I can’t begin to find the words to describe this unclassifiable Japanese haunted house/high school romp/demon killer/surreal fantasy film from Nobuhiko Obayashi. Made in 1977 and recently revived and released to the rest of the world, it’s the archival cult find of the decade: a candy-colored style bomb of horror movie more jaw-droppingly unreal than scary, an experimental piece of pop-art genre filmmaking that is cartoonish in its graphic expressionism.

Look what's in the well

Seven high school girls skip out of a romantic manga existence and into the demonic funhouse of a family home owned by the seemingly benign spinster auntie (Yôko Minamida) of the girl known (at least in subtitles) as Gorgeous (Kimiko Ikegami). “Mac, you sure look tasty, being round and all,” remarks the aunt to the chubby girl (Mac is short for stomach), and sure enough Mac is the first to disappear into this hungry, hungry house, which proceeds to dismember and devour the entire cadre of teenage youth in cartoonish scenes of carnage that are more performance art pieces that sadistic exploitation. The limbs and fingers of one girl (animated with the cut-and-paste images and blue-screen effects) appear to dance in celebration at their liberation. There’s no effort made to scare the audience. Nobuhiko just wants to blow your mind.

It’s not properly a horror comedy, though it is hysterically funny in places, if only by virtue of its exaggeration of genre tropes and utterly unexpected creative turns. I guess you could call it an absurdist haunted house tale, but you could go on forever thinking up comparisons (a metaphysical Hansel and Gretel with high school girls, a funhouse of a demon ghost film with a sensibility between musical comedy, slapstick cartoon and surreal horror movie) and still leave room for more. It defies description because the invention—stylistic, narrative, visual, conceptual, aural—never ends. The film never stops moving, the screen is never bereft of creative detail stuffed into every corner, and the soundtrack piles on music and sound effects beyond atmospheric backdrop to become just as prominent as the imagery, another little detail to the mosaic of the world of the film. More than anything, this mad manga fairy tale (co-written by the director’s daughter) is a psychedelic blast of creative invention running wild though the conventions of a horror movie.

Is it good? The question seems to miss the point. It’s like nothing you’ve every seen, or maybe more accurately it’s like a whole lot of wonderfully weird things you’ve seen, from young romance Technicolor melodramas to Mario Bava horrors to Looney Tunes cartoons and more, blended into a surreal puree and poured into a funhouse of cinematic delights. It’s amazing.

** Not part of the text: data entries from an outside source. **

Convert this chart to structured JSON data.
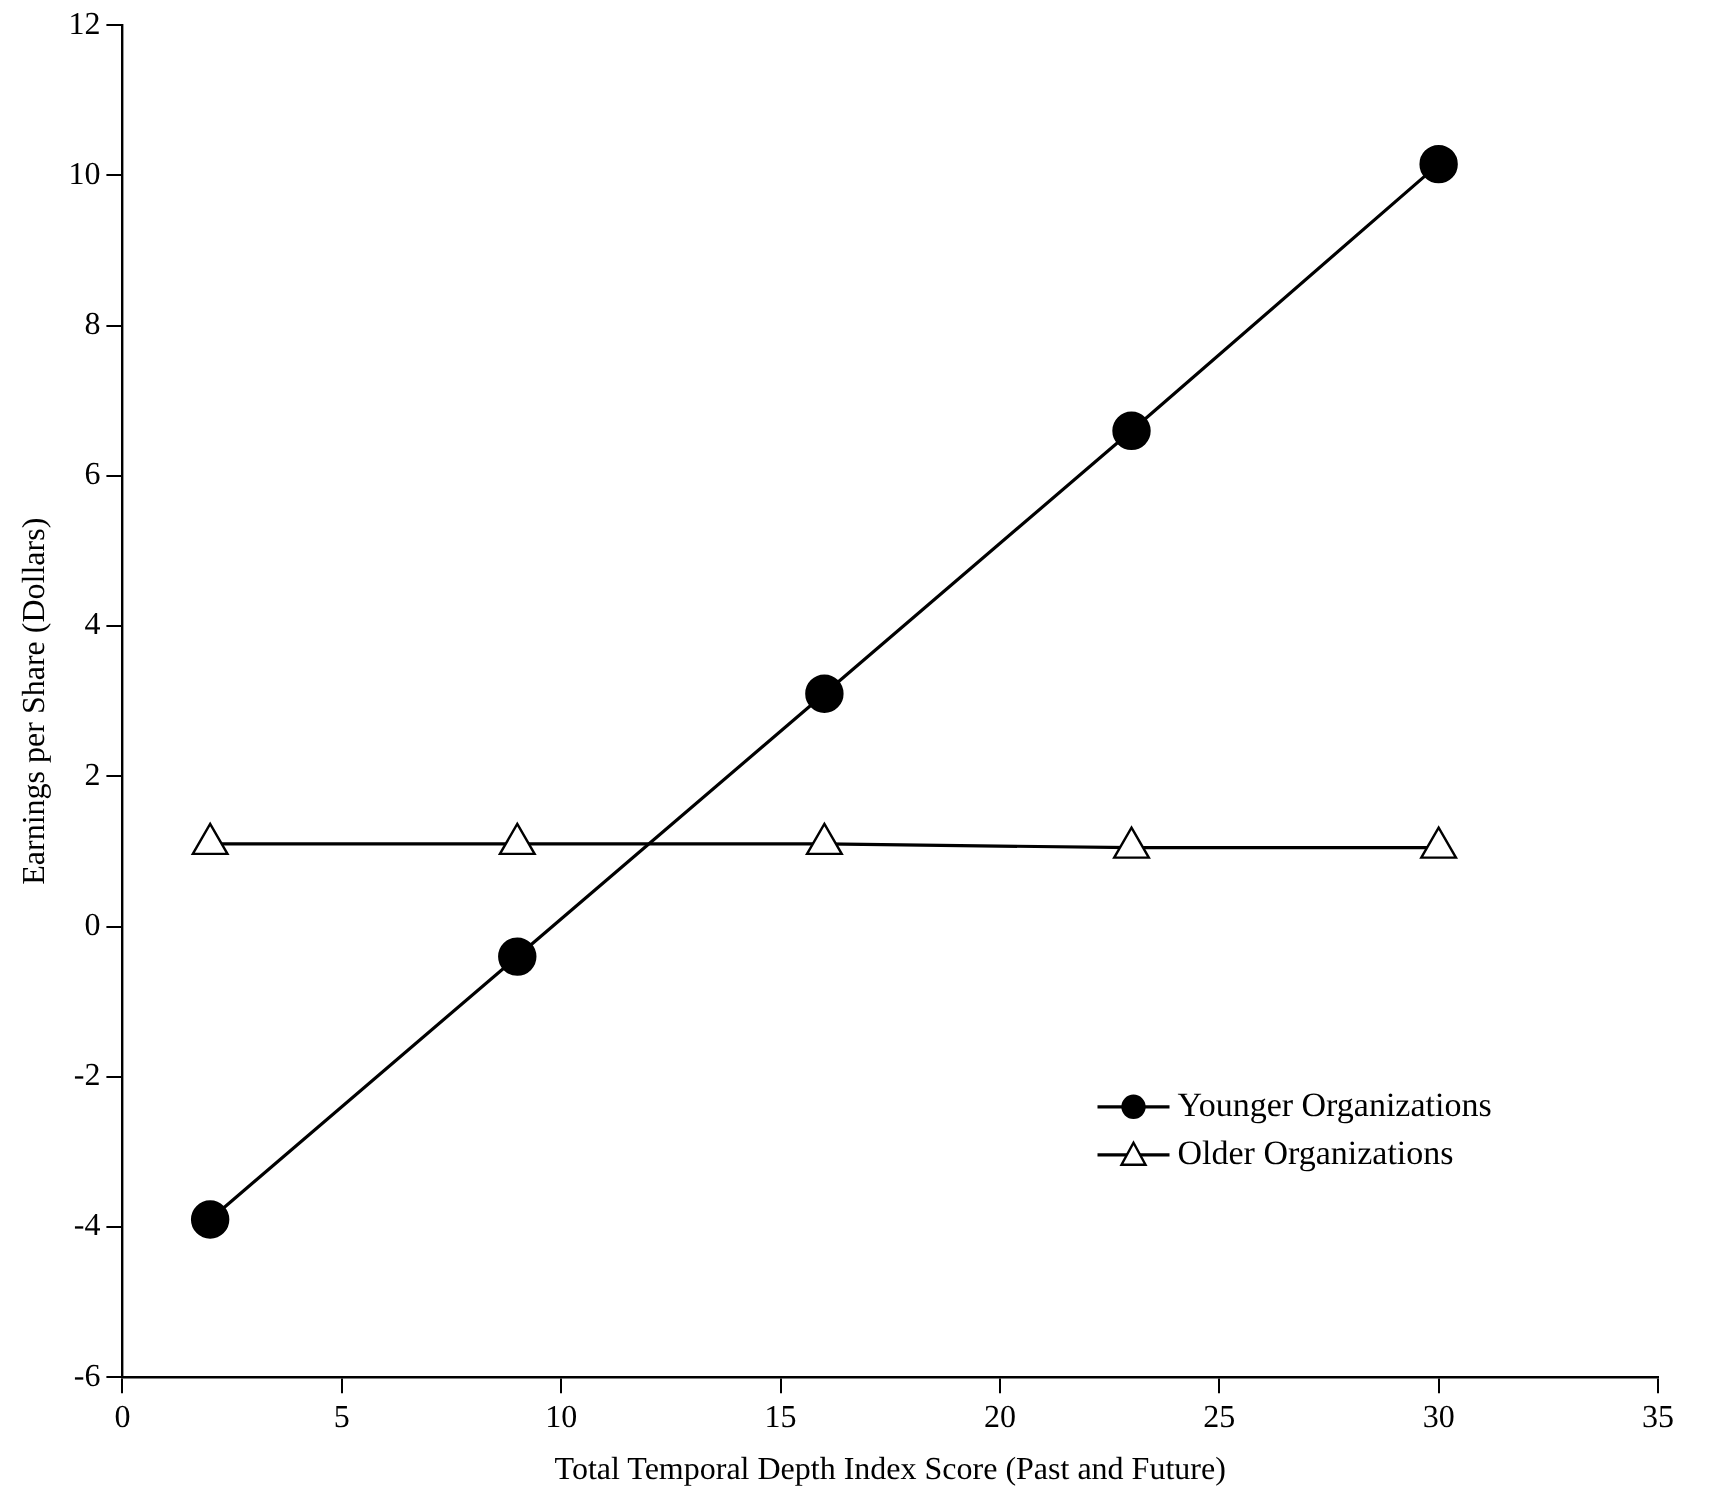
{
  "chart_data": {
    "type": "line",
    "xlabel": "Total Temporal Depth Index Score (Past and Future)",
    "ylabel": "Earnings per Share (Dollars)",
    "x": [
      2,
      9,
      16,
      23,
      30
    ],
    "series": [
      {
        "name": "Younger Organizations",
        "color": "#000000",
        "marker": "circle",
        "values": [
          -3.9,
          -0.4,
          3.1,
          6.6,
          10.15
        ]
      },
      {
        "name": "Older Organizations",
        "color": "#000000",
        "marker": "triangle",
        "values": [
          1.1,
          1.1,
          1.1,
          1.05,
          1.05
        ]
      }
    ],
    "xlim": [
      0,
      35
    ],
    "xticks": [
      0,
      5,
      10,
      15,
      20,
      25,
      30,
      35
    ],
    "ylim": [
      -6,
      12
    ],
    "yticks": [
      -6,
      -4,
      -2,
      0,
      2,
      4,
      6,
      8,
      10,
      12
    ],
    "grid": false,
    "legend": "bottom right",
    "line_style": "solid"
  }
}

And I love that Criterion put out this pop-art house blast and gave it a Blu-ray edition as well. In Japanese with English subtitles, with the director’s 1966 experimental film Emotion, a new interview featurette “Constructing a House” with the director Nobuhiko Obayashi, story scenarist (and daughter of the director) Chigumi Obayashi and screenwriter Chiho Katsura, and a video appreciation by director Ti West, plus a booklet with an essay by Chuck Stephens.